Yine iddianameden bakarak ifade etmem gerekirse, bu süreçte İlker Başbuğun sürdürdüğü psikolojik harekatta Aydın Doğan Medyasından destek beklediği ya da aldığı öne sürülüyor.. En azından böyle bir kanaat var bir yerlerde.. Ertuğrul Özkökü çağırıp, böyle bir destek verdiniz mi diye sormasınlar mı?.. Karanlık odalarda tezgahlanan tertiplenen haberimsilerin, Hürriyet gibi köklü bir gazeteye nasıl haber olduğuna bakmasın mı savcılar?..

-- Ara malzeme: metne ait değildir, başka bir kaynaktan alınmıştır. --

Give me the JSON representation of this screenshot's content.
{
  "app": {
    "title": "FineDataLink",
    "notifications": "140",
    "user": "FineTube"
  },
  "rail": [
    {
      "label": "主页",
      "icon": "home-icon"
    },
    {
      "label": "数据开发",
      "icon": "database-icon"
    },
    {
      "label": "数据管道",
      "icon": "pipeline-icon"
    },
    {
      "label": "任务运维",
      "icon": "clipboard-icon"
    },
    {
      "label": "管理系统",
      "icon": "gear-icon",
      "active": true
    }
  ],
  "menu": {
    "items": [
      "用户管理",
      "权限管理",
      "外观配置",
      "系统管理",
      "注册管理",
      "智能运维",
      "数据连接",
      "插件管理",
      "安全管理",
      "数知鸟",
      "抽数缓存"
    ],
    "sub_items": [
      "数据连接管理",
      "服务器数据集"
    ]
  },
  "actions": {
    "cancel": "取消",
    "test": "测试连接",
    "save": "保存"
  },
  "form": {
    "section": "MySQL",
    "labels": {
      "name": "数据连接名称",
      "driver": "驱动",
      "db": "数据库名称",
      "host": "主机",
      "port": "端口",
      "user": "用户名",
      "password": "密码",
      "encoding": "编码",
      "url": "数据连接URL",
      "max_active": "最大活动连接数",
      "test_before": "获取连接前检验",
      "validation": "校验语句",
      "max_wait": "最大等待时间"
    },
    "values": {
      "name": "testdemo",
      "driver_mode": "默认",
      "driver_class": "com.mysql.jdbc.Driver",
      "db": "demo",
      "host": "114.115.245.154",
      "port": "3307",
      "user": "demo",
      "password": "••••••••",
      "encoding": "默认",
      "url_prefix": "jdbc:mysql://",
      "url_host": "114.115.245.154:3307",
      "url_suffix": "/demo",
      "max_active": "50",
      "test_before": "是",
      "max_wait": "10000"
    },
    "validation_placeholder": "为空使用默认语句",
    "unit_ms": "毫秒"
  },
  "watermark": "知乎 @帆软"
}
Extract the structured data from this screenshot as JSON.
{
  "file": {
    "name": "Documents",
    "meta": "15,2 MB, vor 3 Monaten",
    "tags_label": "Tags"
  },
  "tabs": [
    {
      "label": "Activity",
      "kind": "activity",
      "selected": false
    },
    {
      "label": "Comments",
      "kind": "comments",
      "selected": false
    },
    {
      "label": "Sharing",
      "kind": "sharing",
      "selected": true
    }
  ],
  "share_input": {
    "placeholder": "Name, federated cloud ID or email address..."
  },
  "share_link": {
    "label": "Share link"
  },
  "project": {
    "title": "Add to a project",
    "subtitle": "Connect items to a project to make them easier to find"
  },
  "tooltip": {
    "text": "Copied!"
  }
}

SİYASETÇİ KILIKLI CUNTACILAR
Peki Ak Parti yıkılırsa (şu veya bu şekilde) kim gelecekti.. Yine bakalım iddianameye. Neleri koymuşlar masaya İlker Başbuğa bakarken?.. Yeniden dizayn edilen siyasette etkin olacak isimler.. Erkan Mumcu ve Abdüllatif Şener başı çekiyor. Ak Partinin içinden iki isim (bir de Turhan Çömez vardı değil mi?) Nasıl hızla yeni saflarında yer tuttuklarını bir de savcıların gözüyle görmüş olduk. Bu iddianameyle Karadayıya ait olduğu iddia edilen ses kaydındaki girme dedik, girmedi sözüyle kastedilen Erkan Mumcunun süreç içinde oynadığı rolü, alt alta topladığınızda, resmin tamamını görebiliyorsunuz zaten. Köşe bitti.. Ama bu şarkı böyle bitmez, söyleyeyim.. Kalın sağlıcakla.